12. Iamblichos Babyloniaca. E. Bruhn Suidea, Rh. Mus. XLV 273ff., gibt diesen zu viel, Aelian zu wenig, de Boor ebd. 477ff.

13. Dexippos. Wenige Zitate; vgl. o. nr. 9.

14. Eunapios (Byz. Ztschr. XXIII 30, 393f.), zahlreiche Zitate.

15. Sokrates’ Kirchengeschichte (Herm. XXI 26). Die Textüberlieferung des Sokrates ist noch nicht ins reine gebracht- sollte sich zeigen, daß E L und S, verschiedene Textformen gäben, müßten die Sokrateszitate anderswoher stammen.

16. Priskos. Wenige Zitate.

17. Malchos. Wenige Zitate.

18. Zosimos (Byz. Ztschr. XXIII 100). Wenige Zitate, einiges durch Joh. Antiochenos (Zosimus ed. Mendelssohn S. XXVI).

19. Von Prokopios (Byz. Ztschr. XXI 388. XXIII 31. 43ff. Becker 26ff.) sind nicht allein das Geschichtswerk, sondern vor allem die Anecdota benutzt, welche in den erhaltenen Exzerpten sich nicht finden. De Boor hat überzeugend dargetan, daß die Anecdota in der verlorenen Hälfte der E V gestanden haben. Eine Stelle aus de aedificiis ist lexikalisch.

20. Agathias’ Geschichte Iustinians (Byz. Ztschr. XXIII 31. 45ff. Becker 21). Zahlreiche Zitate.

21. Menandros Protektor. Viele Zitate, darunter das interessante, selbstbiographische s. v. Μένανδρος. Mehrere anonyme Zitate sind mit Wahrscheinlichkeit auf Menandros bezogen, und bei seiner Eigenart lassen sich wohl mehrere finden. S. macht keinen Unterschied zwischen dem Historiker und dem Komiker, der in den grammatischen Quellen häufig zitiert wird; Verwechslungen sind aber ausgeschlossen.

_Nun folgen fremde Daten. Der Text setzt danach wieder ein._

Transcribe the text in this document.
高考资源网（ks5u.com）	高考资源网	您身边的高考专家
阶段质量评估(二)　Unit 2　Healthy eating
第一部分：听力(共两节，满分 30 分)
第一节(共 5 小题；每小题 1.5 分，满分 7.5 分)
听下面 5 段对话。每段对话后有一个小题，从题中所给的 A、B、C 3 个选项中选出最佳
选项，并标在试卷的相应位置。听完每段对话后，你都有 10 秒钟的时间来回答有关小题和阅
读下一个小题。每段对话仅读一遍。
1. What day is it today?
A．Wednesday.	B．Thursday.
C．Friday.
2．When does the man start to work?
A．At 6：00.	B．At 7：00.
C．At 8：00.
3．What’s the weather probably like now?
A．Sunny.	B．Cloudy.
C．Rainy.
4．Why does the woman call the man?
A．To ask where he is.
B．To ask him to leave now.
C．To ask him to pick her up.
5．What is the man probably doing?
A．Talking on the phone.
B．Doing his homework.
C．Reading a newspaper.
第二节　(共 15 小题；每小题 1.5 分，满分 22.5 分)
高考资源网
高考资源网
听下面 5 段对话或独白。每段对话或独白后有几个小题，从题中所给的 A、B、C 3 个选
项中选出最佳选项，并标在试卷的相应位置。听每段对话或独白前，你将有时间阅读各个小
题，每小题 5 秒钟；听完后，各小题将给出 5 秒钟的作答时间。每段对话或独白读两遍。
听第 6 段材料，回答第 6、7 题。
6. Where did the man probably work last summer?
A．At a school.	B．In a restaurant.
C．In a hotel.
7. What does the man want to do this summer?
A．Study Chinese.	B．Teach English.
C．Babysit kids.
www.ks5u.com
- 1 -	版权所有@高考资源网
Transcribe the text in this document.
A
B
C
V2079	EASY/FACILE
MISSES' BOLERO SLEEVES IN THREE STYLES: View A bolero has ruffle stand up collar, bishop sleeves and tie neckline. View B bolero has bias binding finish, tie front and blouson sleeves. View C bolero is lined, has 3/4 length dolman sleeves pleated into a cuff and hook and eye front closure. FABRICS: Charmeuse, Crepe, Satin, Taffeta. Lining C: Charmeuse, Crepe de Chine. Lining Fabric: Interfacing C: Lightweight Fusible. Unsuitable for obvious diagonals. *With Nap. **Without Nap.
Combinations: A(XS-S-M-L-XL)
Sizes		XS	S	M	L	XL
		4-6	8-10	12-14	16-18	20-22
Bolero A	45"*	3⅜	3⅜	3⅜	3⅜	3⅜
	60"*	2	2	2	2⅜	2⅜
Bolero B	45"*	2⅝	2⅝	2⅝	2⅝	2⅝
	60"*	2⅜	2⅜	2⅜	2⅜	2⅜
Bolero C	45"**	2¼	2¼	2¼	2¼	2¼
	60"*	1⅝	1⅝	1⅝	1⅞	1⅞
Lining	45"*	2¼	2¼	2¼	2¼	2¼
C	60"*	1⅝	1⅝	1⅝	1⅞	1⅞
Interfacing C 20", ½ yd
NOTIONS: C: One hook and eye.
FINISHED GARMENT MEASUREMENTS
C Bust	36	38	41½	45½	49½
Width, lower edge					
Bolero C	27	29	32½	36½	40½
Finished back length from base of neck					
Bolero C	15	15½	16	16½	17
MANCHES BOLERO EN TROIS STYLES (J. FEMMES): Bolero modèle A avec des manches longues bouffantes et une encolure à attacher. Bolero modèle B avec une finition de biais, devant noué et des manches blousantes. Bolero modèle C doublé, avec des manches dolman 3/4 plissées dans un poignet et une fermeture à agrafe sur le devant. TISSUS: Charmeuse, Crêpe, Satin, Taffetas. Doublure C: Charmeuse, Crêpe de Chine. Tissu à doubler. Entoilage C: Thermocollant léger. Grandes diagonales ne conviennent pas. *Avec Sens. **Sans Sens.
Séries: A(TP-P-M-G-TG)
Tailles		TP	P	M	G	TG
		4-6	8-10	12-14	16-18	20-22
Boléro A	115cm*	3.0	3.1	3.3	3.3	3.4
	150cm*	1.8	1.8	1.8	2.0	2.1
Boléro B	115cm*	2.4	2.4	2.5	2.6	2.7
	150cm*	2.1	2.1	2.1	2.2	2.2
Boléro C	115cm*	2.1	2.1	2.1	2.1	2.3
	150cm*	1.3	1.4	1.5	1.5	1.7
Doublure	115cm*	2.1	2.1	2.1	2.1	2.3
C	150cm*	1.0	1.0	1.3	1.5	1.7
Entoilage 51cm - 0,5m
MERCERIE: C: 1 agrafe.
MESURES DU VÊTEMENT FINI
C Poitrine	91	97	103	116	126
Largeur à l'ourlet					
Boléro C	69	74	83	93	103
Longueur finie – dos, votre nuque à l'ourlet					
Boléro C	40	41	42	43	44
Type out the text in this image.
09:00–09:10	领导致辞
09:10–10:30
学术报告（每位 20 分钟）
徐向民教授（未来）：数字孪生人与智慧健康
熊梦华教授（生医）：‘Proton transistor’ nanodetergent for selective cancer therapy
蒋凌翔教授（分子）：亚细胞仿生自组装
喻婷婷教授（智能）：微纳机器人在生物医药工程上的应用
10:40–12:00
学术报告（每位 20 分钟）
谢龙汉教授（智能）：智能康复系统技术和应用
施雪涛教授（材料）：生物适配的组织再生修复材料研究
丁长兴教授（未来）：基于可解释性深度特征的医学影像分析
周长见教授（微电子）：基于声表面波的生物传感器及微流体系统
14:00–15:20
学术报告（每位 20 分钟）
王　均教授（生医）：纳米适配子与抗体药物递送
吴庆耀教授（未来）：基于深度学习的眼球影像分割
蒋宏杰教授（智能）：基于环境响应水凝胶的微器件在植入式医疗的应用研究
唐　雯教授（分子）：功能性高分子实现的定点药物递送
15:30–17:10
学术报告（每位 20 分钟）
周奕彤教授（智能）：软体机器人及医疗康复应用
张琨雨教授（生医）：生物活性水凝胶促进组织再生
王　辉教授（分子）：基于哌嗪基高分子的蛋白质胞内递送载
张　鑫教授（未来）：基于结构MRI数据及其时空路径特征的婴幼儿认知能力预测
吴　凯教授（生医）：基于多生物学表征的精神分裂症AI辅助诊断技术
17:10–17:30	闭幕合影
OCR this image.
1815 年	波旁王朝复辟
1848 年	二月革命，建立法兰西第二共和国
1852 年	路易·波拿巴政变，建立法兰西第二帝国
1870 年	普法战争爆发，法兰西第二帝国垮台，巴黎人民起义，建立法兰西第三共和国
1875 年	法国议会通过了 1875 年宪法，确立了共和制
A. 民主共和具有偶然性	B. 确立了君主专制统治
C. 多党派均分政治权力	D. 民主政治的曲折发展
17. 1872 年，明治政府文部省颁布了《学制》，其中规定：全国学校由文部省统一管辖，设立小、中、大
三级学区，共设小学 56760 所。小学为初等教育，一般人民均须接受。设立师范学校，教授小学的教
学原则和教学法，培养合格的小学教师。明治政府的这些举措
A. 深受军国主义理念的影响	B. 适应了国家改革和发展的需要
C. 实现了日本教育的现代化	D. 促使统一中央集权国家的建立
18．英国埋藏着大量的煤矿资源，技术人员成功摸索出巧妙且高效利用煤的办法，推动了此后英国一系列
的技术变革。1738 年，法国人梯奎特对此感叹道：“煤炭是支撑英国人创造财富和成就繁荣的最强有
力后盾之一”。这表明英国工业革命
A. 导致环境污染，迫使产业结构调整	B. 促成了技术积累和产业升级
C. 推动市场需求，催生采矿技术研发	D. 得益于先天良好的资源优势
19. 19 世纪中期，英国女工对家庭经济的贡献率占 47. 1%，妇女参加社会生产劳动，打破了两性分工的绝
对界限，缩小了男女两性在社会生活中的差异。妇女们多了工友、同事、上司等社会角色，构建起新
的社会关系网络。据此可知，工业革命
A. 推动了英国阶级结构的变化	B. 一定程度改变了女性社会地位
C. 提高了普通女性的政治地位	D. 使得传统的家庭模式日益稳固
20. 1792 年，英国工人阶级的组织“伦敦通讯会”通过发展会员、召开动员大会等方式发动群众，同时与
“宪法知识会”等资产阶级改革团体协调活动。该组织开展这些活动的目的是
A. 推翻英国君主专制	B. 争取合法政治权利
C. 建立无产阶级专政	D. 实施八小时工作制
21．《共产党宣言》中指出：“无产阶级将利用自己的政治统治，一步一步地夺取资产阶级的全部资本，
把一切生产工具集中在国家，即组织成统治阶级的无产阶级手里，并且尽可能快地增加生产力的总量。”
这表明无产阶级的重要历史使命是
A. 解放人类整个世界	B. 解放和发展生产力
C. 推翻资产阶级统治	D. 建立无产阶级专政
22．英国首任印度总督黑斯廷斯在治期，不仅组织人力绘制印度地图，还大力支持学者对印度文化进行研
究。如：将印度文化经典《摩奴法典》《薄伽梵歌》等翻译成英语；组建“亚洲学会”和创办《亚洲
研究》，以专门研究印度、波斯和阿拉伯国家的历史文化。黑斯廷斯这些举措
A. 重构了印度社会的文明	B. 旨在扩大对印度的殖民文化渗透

22. Theophylaktos Simokattos (Byz. Ztschr. XXIII 598. Theophylactus ed. de Boor S. XI). Viele Zitate.

[704] 23. Johannes Antiochenus (Herm. XX 322f. Byz. Ztschr. XXI 398ff. XXIII 19. 127. Neue Fragmente in Lambros Νέος Ἑλληνομνήμων I). Die vielen sicheren Zitate machen S. zu einer Hauptquelle des verlorenen Werkes. Die Stellen aus Herodians Geschichte sind durch Joh. Antiochenus hineingekommen, nicht durch direkte Benutzung (s. o. Bd. VIII S. 959). Artikel, die über die ältere römische Geschichte handeln, stimmen oft mit den Excerpta Planudea, (am besten herausgegeben in Cassius Dio ed. Boissevain I S. CXIff. mit Literatur); diese werden auf Joh. Antiochenus bezogen, Mommsen Herm. VI 86f. Übrigens ist die Zuweisung der Zitate sehr unsicher, weil S. auch Quellen des Johannes wie Dio, Eunapios, Priskos, eine Eutropübersetzung (s. u. nr. 30) benutzt. Für Johannes allein nimmt de Boor an, daß viele Zitate bei S. nicht den konstantinischen, sondern anderen Exzerptwerken entnommen sind; die versprochene Untersuchung (Byz. Ztschr. XXIII 117) erschien leider nicht; s. u. b 1.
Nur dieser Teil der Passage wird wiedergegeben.